With whatever shrinking free-text allotments clinicians are still permitted, we can slip in the café-au-lait spots, the port-wine stains, and the palpable thrills (the G-rated cardiac kind), and appreciate the honeyed syllables of cystocoeles and cyanosis.
And we can find relief in the renewed acknowledgment of medical humanities. The Association of American Medical Colleges (AAMC) released a 2020 report, The Fundamental Role of the Arts and Humanities in Medical Education, advocating for humanities as a crucial tool for the “cultivation of practical wisdom.” It is easy to be smart—students who enter the health professions are already smart and access to electronic databases makes us even smarter. But it is far harder to be wise. “Human suffering and illness arise within complex contexts,” notes the AAMC report, and good medicine requires the “ability to integrate one’s deep fund of knowledge, ethical sensibilities, and emotional intelligence to know how to do the right thing in this circumstance, with this patient.” Humanities offer rigorous grounding in nuance and ambiguity—practical wisdom for the everyday clinician.
It makes perfect sense that the crispness of Anton Chekhov, the veracity of Lucille Clifton, and the abandon of Walt Whitman should reside in the curriculum alongside the diagnostic algorithm for adrenal insufficiency and the preoperative cardiac risk assessment. I keep my office well stocked with copies of our literary magazine so that when the EMR threatens to flatline me, I can always reach for a poem. When the suffocating diction of algorithmed medicine gives me acute borborygmi, a dose of luscious metaphor is the perfect Rx.

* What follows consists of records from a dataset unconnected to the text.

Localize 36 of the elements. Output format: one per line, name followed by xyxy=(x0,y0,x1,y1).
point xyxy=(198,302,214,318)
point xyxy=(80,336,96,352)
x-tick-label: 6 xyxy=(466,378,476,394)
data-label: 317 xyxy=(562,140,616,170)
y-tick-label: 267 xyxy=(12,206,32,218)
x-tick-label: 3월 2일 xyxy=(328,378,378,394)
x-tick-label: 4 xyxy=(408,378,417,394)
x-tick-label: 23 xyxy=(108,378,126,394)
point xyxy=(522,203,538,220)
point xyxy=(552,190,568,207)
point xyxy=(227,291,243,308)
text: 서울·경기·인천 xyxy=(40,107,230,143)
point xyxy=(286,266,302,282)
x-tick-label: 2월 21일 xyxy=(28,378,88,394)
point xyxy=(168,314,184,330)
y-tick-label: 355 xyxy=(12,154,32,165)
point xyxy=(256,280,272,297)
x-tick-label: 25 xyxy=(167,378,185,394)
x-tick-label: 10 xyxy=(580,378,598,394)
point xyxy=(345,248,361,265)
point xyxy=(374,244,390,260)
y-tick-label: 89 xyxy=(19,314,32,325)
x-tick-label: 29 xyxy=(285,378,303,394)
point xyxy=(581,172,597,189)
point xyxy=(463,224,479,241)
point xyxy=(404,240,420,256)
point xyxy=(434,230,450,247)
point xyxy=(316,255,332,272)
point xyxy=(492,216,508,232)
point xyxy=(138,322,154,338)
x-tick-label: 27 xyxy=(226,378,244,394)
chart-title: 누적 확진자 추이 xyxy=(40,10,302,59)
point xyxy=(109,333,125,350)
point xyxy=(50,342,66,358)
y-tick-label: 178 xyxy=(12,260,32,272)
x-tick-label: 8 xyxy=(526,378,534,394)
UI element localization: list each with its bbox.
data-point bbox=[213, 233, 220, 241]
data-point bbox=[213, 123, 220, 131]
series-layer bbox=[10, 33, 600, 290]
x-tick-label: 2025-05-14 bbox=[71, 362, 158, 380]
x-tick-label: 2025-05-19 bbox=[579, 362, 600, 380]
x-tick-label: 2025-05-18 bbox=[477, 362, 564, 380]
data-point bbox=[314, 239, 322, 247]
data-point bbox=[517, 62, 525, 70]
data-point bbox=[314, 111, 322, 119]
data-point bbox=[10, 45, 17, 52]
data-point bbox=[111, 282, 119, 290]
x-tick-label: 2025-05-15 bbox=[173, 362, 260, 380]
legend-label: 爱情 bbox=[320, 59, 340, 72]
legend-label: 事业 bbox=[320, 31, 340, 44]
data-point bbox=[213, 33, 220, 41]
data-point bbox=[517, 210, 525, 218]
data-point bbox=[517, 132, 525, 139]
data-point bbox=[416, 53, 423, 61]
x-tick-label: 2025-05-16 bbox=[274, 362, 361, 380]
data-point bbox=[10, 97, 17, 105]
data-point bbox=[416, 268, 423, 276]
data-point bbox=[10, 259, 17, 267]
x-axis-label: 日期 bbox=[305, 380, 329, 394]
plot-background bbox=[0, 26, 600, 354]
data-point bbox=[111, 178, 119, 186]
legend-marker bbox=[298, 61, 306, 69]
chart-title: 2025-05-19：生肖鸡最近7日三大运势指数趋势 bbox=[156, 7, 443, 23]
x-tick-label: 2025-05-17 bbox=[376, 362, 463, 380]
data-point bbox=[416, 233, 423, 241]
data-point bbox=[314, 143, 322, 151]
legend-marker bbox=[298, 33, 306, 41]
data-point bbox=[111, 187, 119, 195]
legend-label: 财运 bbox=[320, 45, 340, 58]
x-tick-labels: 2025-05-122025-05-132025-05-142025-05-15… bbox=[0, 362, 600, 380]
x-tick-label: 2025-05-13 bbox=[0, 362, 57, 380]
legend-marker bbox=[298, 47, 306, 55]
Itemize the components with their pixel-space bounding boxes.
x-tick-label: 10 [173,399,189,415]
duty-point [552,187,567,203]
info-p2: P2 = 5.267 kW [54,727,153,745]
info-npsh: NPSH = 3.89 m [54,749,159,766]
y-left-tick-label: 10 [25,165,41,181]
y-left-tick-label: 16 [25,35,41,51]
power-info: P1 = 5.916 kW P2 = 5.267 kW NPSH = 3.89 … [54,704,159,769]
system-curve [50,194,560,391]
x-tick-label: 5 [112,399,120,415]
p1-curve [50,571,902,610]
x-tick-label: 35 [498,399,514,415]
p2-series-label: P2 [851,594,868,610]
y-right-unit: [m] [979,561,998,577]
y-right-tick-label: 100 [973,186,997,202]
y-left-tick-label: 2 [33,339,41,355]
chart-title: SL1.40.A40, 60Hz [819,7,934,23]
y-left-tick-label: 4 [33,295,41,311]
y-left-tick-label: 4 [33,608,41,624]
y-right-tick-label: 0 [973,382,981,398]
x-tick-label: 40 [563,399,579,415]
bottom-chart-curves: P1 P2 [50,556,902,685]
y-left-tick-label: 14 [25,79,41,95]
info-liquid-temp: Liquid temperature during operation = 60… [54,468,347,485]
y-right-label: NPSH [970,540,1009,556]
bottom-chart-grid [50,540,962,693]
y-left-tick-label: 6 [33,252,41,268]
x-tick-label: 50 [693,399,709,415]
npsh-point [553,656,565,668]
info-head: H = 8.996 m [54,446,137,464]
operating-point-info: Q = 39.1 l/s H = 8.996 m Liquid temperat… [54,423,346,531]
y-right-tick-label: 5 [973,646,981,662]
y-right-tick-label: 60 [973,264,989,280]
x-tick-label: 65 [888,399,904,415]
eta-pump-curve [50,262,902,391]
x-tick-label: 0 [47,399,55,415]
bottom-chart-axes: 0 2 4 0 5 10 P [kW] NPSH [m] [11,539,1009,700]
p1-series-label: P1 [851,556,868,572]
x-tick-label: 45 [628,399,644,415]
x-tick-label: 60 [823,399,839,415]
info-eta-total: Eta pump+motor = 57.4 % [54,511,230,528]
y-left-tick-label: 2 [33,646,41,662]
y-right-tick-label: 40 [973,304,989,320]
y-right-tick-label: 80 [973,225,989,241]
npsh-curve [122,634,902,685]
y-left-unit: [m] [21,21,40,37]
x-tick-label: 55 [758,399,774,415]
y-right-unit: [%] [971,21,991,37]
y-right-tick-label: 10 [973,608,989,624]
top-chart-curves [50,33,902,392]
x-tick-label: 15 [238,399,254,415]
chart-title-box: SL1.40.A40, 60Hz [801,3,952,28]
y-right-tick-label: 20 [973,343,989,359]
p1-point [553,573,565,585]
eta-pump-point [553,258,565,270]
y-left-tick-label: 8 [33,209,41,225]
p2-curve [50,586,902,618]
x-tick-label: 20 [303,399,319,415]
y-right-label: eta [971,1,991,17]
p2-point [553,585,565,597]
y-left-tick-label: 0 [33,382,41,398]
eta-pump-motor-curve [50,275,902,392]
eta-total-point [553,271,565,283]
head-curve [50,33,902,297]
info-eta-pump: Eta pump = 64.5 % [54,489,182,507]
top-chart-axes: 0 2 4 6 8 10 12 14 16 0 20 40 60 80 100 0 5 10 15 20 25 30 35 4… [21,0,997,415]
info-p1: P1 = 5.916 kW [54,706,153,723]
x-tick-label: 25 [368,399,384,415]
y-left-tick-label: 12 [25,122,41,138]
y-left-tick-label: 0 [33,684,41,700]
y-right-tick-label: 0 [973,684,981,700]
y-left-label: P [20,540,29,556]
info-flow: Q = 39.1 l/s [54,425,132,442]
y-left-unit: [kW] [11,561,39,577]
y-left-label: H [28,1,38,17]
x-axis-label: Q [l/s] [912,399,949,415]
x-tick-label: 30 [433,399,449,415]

I also hand out copies to my patients. For patients, who have to put up with even more bureaucratic blarney than their doctors and nurses do, the language of a literary journal can be a true balm. In our frenetic, fractured medical world that treats patients as objects upon which healthcare will be “delivered,” literature and poetry burrow deeper into the planes of vulnerability that illness engenders. The language is encompassing and humanising; the metaphors resonant and grounding.
And unlike the other things I routinely hand out to my patients, this doesn’t cause constipation, vertigo, nausea, or flattened libido. I wish I could say the same about the language of our politicians these days; but that’s a whole other story.